Brown: Following own footsteps challenging for Ferentz

Rick Brown

Iowa Hawkeyes head coach Kirk Ferentz talks to referees during the fourth quarter of the TaxSlayer Bowl. Tennessee beat the Iowa 45-28. The Hawkeyes are 26-25 in the last four seasons under Ferentz and have not been ranked during that time.

JACKSONVILLE, Fla. – You are what your record says you are. Pro Football Hall of Famer Bill Parcells coined that phrase, and Kirk Ferentz has repeated it many times during his term as Iowa's football coach.

"We're 7-6," Ferentz said after watching his team get thumped by Tennessee, 45-28, in Friday's TaxSlayer Bowl. "We've been 7-6 before. We've been 4-8. We've been 11-1, 11-2. That's where we're at."

Unranked since late in the 2010 season, the last time Iowa won a bowl game. With 10 starters to replace in 2015. That's where we're at.

Ferentz took over as coach in 1999. He replaced Hayden Fry, the man who hired him as an assistant in 1981. Ferentz, who coached his 200th game as the Hawkeyes' head man Friday, is 115-85. Fry won a school-record 143 games in 20 seasons.

Fry took Iowa to 14 bowl games. His last one was less than memorable. His team got dominated in a 17-7 loss to Arizona State in the 1997 Sun Bowl, finishing 7-5. Iowa was 3-8 a season later, Fry retired and Ferentz was the next man in.

Ferentz rebuilt the program in short order, going to a bowl game in his third season. He won two Big Ten titles, went to two Orange Bowls, won at least 10 games for three straight seasons starting in 2002, did it again in 2009 and saw those four teams finish in the Top 10 of the national polls.

He was romanced by several NFL franchises, which sent a large portion of Iowa's fan base into panic. But Ferentz stuck around, and now he's in the position of trying to follow in his own footsteps. It hasn't been easy. Iowa is 26-25 the past four seasons, with no bowl victories or national rankings.

Panic in the fan base has an entirely different vibe now heading into the 2015 season. With a mediocre home schedule and the Hawkeyes' recent track record, the prospect of selling season tickets will be challenging.
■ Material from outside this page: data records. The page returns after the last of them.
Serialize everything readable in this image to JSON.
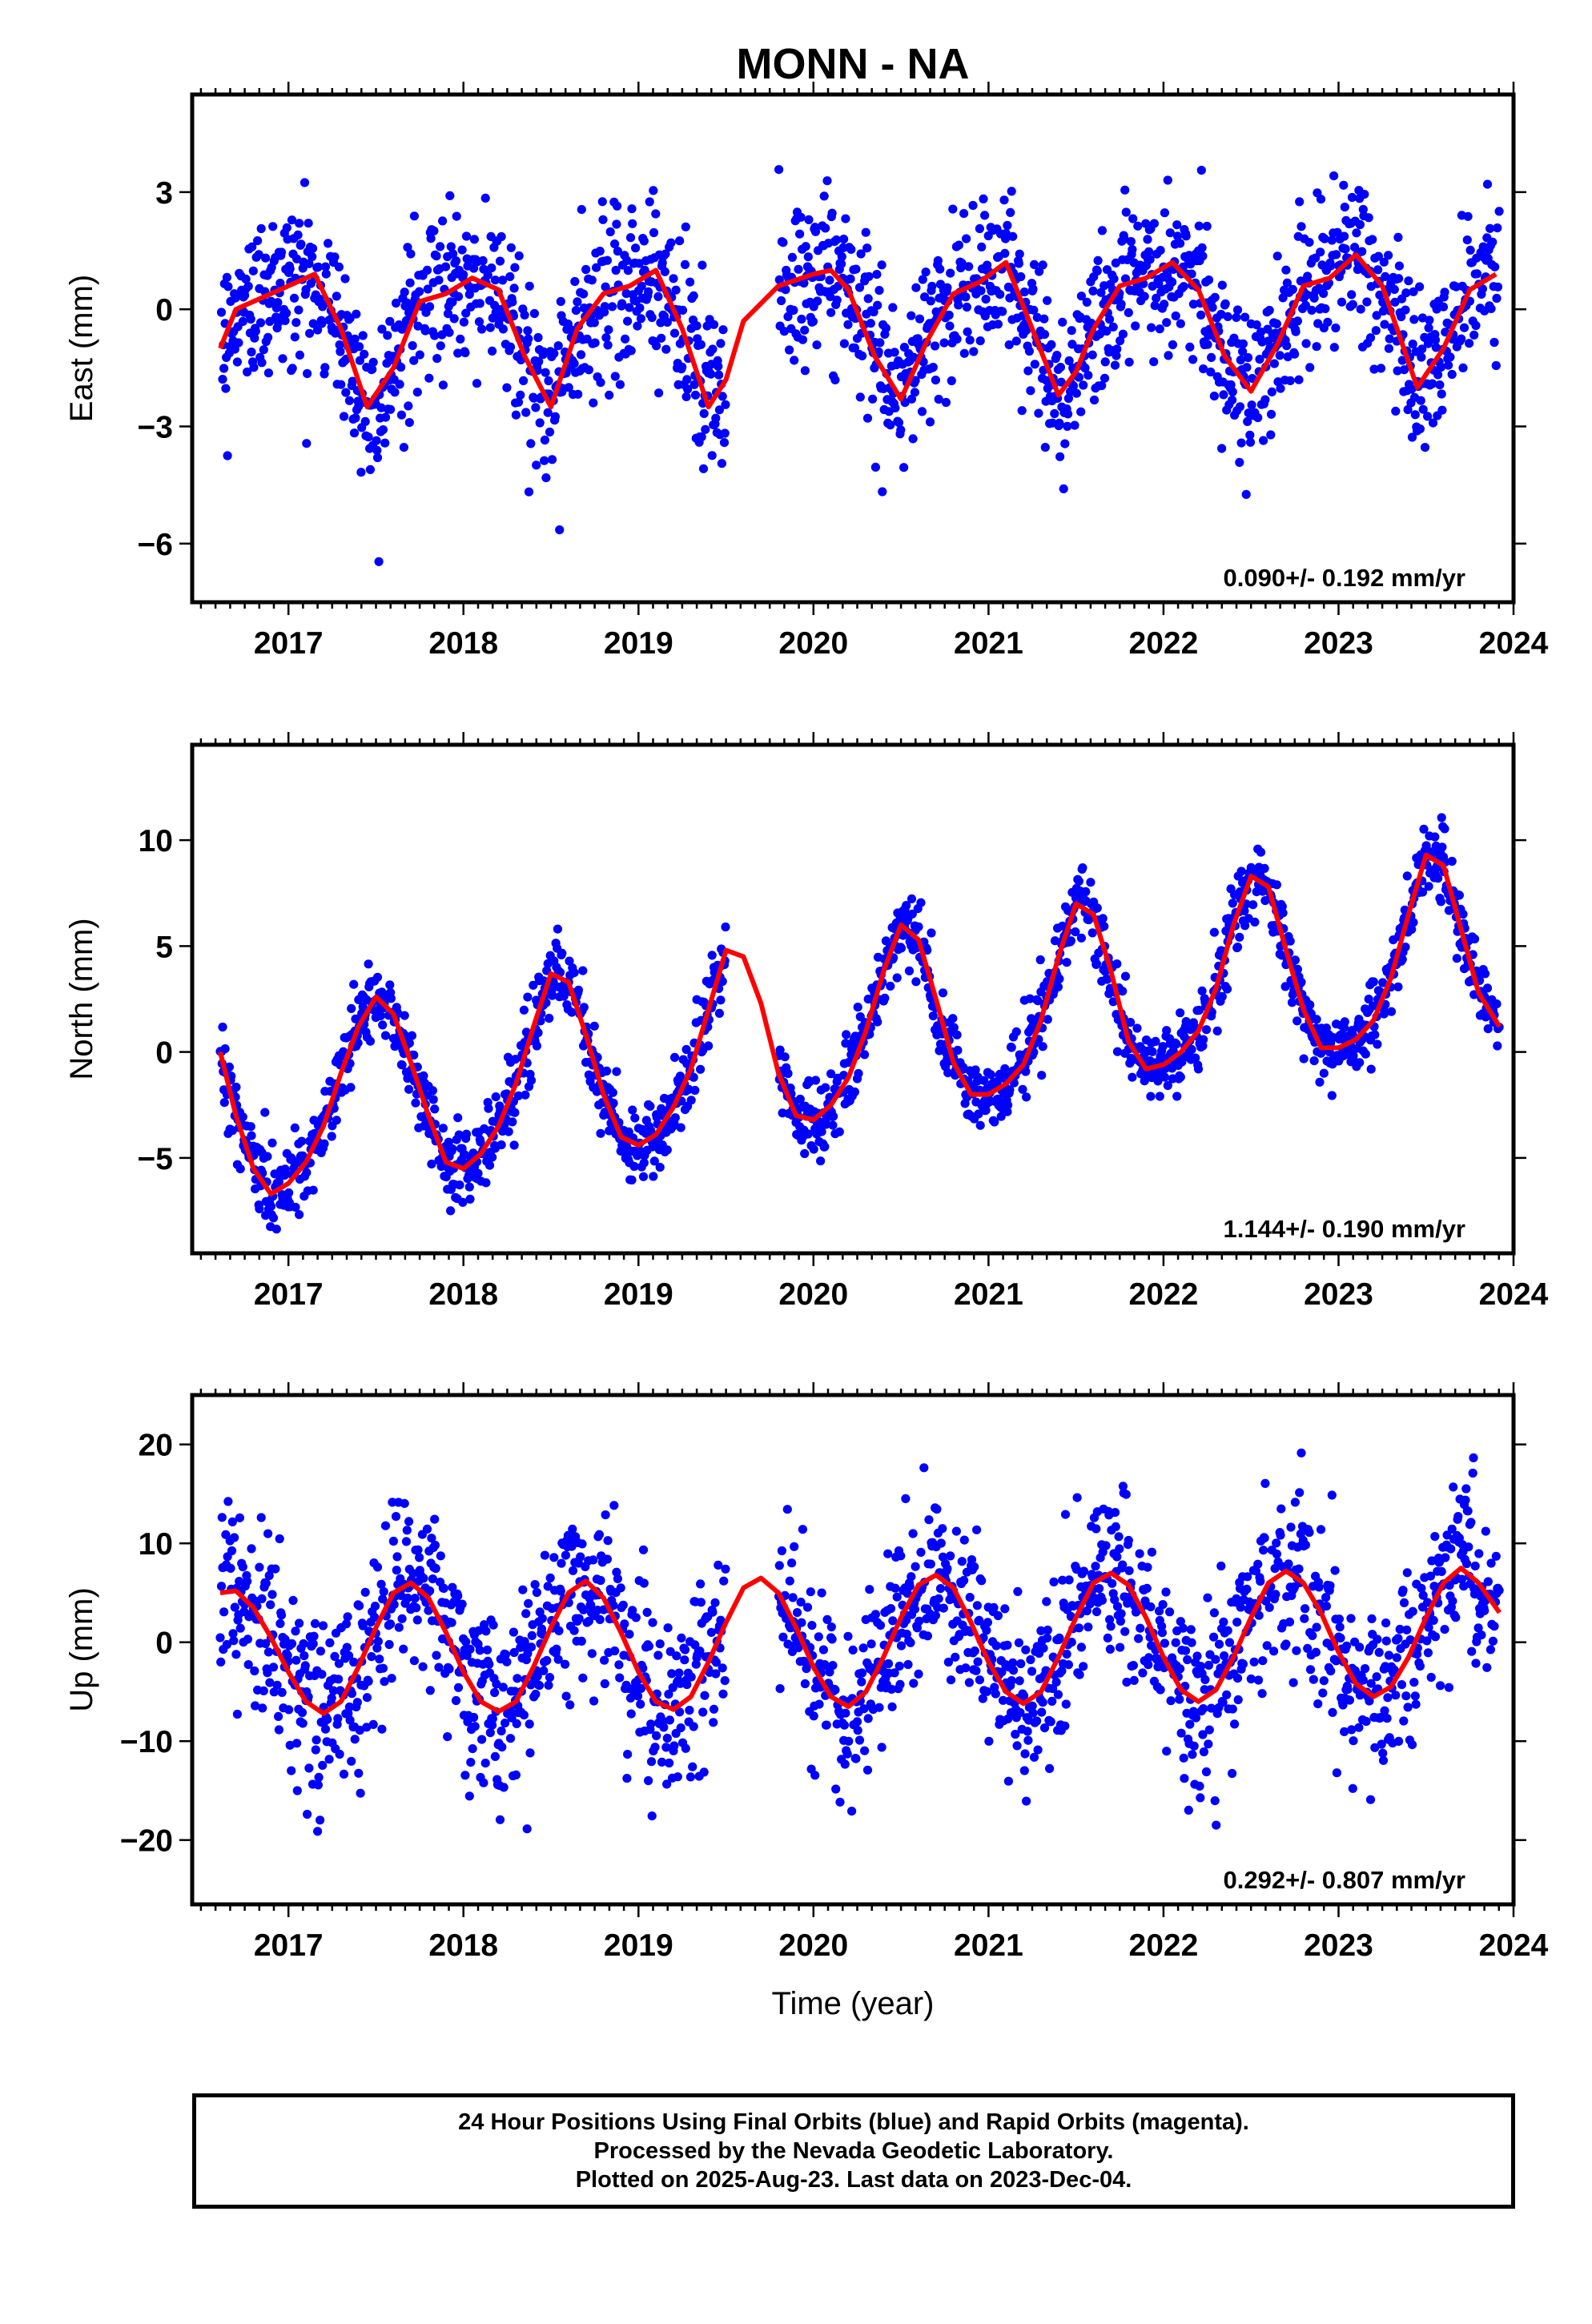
{
  "chart_data": {
    "type": "scatter",
    "title": "MONN - NA",
    "xlabel": "Time (year)",
    "x_ticks": [
      2017,
      2018,
      2019,
      2020,
      2021,
      2022,
      2023,
      2024
    ],
    "xlim": [
      2016.45,
      2024.0
    ],
    "data_start": 2016.61,
    "data_end": 2023.92,
    "data_gap": [
      2019.5,
      2019.8
    ],
    "colors": {
      "points": "#0000ff",
      "fit": "#ff0000",
      "frame": "#000000"
    },
    "panels": [
      {
        "name": "east",
        "ylabel": "East (mm)",
        "ylim": [
          -7.5,
          5.5
        ],
        "yticks": [
          -6,
          -3,
          0,
          3
        ],
        "rate_text": "0.090+/- 0.192 mm/yr",
        "fit": {
          "x": [
            2016.61,
            2016.7,
            2016.85,
            2017.0,
            2017.15,
            2017.3,
            2017.45,
            2017.6,
            2017.75,
            2017.9,
            2018.05,
            2018.2,
            2018.35,
            2018.5,
            2018.65,
            2018.8,
            2018.95,
            2019.1,
            2019.25,
            2019.4,
            2019.5,
            2019.6,
            2019.8,
            2020.0,
            2020.1,
            2020.2,
            2020.35,
            2020.5,
            2020.65,
            2020.8,
            2020.95,
            2021.1,
            2021.25,
            2021.4,
            2021.5,
            2021.6,
            2021.75,
            2021.9,
            2022.05,
            2022.2,
            2022.35,
            2022.5,
            2022.65,
            2022.8,
            2022.95,
            2023.1,
            2023.25,
            2023.45,
            2023.6,
            2023.75,
            2023.9
          ],
          "y": [
            -1.0,
            0.0,
            0.3,
            0.6,
            0.9,
            -0.5,
            -2.5,
            -1.5,
            0.2,
            0.4,
            0.8,
            0.5,
            -1.2,
            -2.5,
            -0.5,
            0.4,
            0.6,
            1.0,
            -0.5,
            -2.5,
            -1.8,
            -0.3,
            0.6,
            0.9,
            1.0,
            0.5,
            -1.2,
            -2.3,
            -0.8,
            0.4,
            0.7,
            1.2,
            -0.5,
            -2.2,
            -1.6,
            -0.5,
            0.6,
            0.8,
            1.2,
            0.5,
            -1.2,
            -2.1,
            -0.9,
            0.6,
            0.8,
            1.4,
            0.6,
            -2.0,
            -1.0,
            0.5,
            0.9
          ]
        }
      },
      {
        "name": "north",
        "ylabel": "North (mm)",
        "ylim": [
          -9.5,
          14.5
        ],
        "yticks": [
          -5,
          0,
          5,
          10
        ],
        "rate_text": "1.144+/- 0.190 mm/yr",
        "fit": {
          "x": [
            2016.61,
            2016.7,
            2016.8,
            2016.9,
            2017.0,
            2017.1,
            2017.2,
            2017.3,
            2017.4,
            2017.5,
            2017.6,
            2017.7,
            2017.8,
            2017.9,
            2018.0,
            2018.1,
            2018.2,
            2018.3,
            2018.4,
            2018.5,
            2018.6,
            2018.7,
            2018.8,
            2018.9,
            2019.0,
            2019.1,
            2019.2,
            2019.3,
            2019.4,
            2019.5,
            2019.6,
            2019.7,
            2019.8,
            2019.9,
            2020.0,
            2020.1,
            2020.2,
            2020.3,
            2020.4,
            2020.5,
            2020.6,
            2020.7,
            2020.8,
            2020.9,
            2021.0,
            2021.1,
            2021.2,
            2021.3,
            2021.4,
            2021.5,
            2021.6,
            2021.7,
            2021.8,
            2021.9,
            2022.0,
            2022.1,
            2022.2,
            2022.3,
            2022.4,
            2022.5,
            2022.6,
            2022.7,
            2022.8,
            2022.9,
            2023.0,
            2023.1,
            2023.2,
            2023.3,
            2023.4,
            2023.5,
            2023.6,
            2023.7,
            2023.8,
            2023.92
          ],
          "y": [
            0.0,
            -3.0,
            -5.5,
            -6.7,
            -6.2,
            -5.2,
            -3.5,
            -1.0,
            1.2,
            2.6,
            1.8,
            -0.5,
            -3.0,
            -5.2,
            -5.5,
            -4.8,
            -3.5,
            -1.5,
            1.2,
            3.7,
            3.3,
            0.8,
            -2.0,
            -4.0,
            -4.4,
            -3.9,
            -2.6,
            -0.8,
            2.0,
            4.8,
            4.5,
            2.3,
            -1.0,
            -3.0,
            -3.2,
            -2.5,
            -1.2,
            1.0,
            3.8,
            6.0,
            5.3,
            2.5,
            -0.5,
            -2.0,
            -2.0,
            -1.5,
            -0.6,
            1.5,
            4.5,
            7.0,
            6.5,
            3.8,
            0.5,
            -0.8,
            -0.6,
            0.0,
            1.0,
            3.0,
            6.0,
            8.3,
            7.8,
            4.8,
            2.0,
            0.2,
            0.2,
            0.6,
            1.5,
            3.5,
            6.5,
            9.3,
            8.8,
            5.8,
            2.8,
            1.2
          ]
        }
      },
      {
        "name": "up",
        "ylabel": "Up (mm)",
        "ylim": [
          -26.5,
          25
        ],
        "yticks": [
          -20,
          -10,
          0,
          10,
          20
        ],
        "rate_text": "0.292+/- 0.807 mm/yr",
        "fit": {
          "x": [
            2016.61,
            2016.7,
            2016.8,
            2016.9,
            2017.0,
            2017.1,
            2017.2,
            2017.3,
            2017.4,
            2017.5,
            2017.6,
            2017.7,
            2017.8,
            2017.9,
            2018.0,
            2018.1,
            2018.2,
            2018.3,
            2018.4,
            2018.5,
            2018.6,
            2018.7,
            2018.8,
            2018.9,
            2019.0,
            2019.1,
            2019.2,
            2019.3,
            2019.4,
            2019.5,
            2019.6,
            2019.7,
            2019.8,
            2019.9,
            2020.0,
            2020.1,
            2020.2,
            2020.3,
            2020.4,
            2020.5,
            2020.6,
            2020.7,
            2020.8,
            2020.9,
            2021.0,
            2021.1,
            2021.2,
            2021.3,
            2021.4,
            2021.5,
            2021.6,
            2021.7,
            2021.8,
            2021.9,
            2022.0,
            2022.1,
            2022.2,
            2022.3,
            2022.4,
            2022.5,
            2022.6,
            2022.7,
            2022.8,
            2022.9,
            2023.0,
            2023.1,
            2023.2,
            2023.3,
            2023.4,
            2023.5,
            2023.6,
            2023.7,
            2023.8,
            2023.92
          ],
          "y": [
            5.0,
            5.2,
            3.5,
            0.5,
            -3.0,
            -6.0,
            -7.2,
            -6.0,
            -2.5,
            1.5,
            5.0,
            6.0,
            4.5,
            1.0,
            -3.0,
            -6.0,
            -7.0,
            -6.0,
            -2.5,
            1.5,
            5.0,
            6.2,
            4.5,
            1.0,
            -3.0,
            -6.0,
            -6.8,
            -5.5,
            -2.0,
            2.0,
            5.5,
            6.5,
            5.0,
            1.5,
            -2.5,
            -5.5,
            -6.5,
            -5.0,
            -1.5,
            2.5,
            5.8,
            6.8,
            5.5,
            2.0,
            -2.0,
            -5.0,
            -6.2,
            -5.0,
            -1.5,
            2.5,
            6.0,
            7.0,
            5.8,
            2.5,
            -1.5,
            -4.8,
            -6.0,
            -4.8,
            -1.5,
            2.5,
            6.0,
            7.2,
            6.0,
            3.0,
            -1.0,
            -4.2,
            -5.5,
            -4.5,
            -1.5,
            2.5,
            6.0,
            7.5,
            6.0,
            3.0
          ]
        }
      }
    ]
  },
  "footer": {
    "line1": "24 Hour Positions Using Final Orbits (blue) and Rapid Orbits (magenta).",
    "line2": "Processed by the Nevada Geodetic Laboratory.",
    "line3": "Plotted on 2025-Aug-23. Last data on 2023-Dec-04."
  }
}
And between now and Sept. 5, when Ferentz opens his 17th season against a dangerous Illinois State team that plays North Dakota State for the FCS national title Jan. 10, there are plenty of questions to be answered.

Will both Jake Rudock and C.J. Beathard return at quarterback, and who will start if they do? And what kind of quarterback is Tyler Wiegers, who will be a redshirt freshman?

Will Greg Davis return? Iowa's offensive coordinator has been a magnet for criticism the past three seasons.

Will this program ever find another home-run hitter at running back, and who will be added during February's letter of intent signing period?

What will Iowa do to improve its speed on the edges defensively, where Tennessee and others schooled the Hawkeyes this season?

Who will step in the for the 10 departing seniors, a list that includes Outland Trophy winner Brandon Scherff; Kevonte Martin-Manley, the school's career receptions leader; Mark Weisman, whose 32 career touchdowns were one shy of the school record held by Sedrick Shaw and Tavian Banks; and defensive tackles Carl Davis and Louis Trinca-Pasat, considered among the best in the Big Ten?

The value of a bowl bid, even one as forgettable as Friday's one-sided loss, is the practice time and development opportunities that come with it. Ferentz said a lot of players made significant progress, which didn't make it to the field Friday.

"I'm confident it's going to show in time," Ferentz said, adding, "I don't believe it's going to go down the drain."

For a program that has spun in neutral for the past four seasons, now would be a good time for that progress to show up on the field.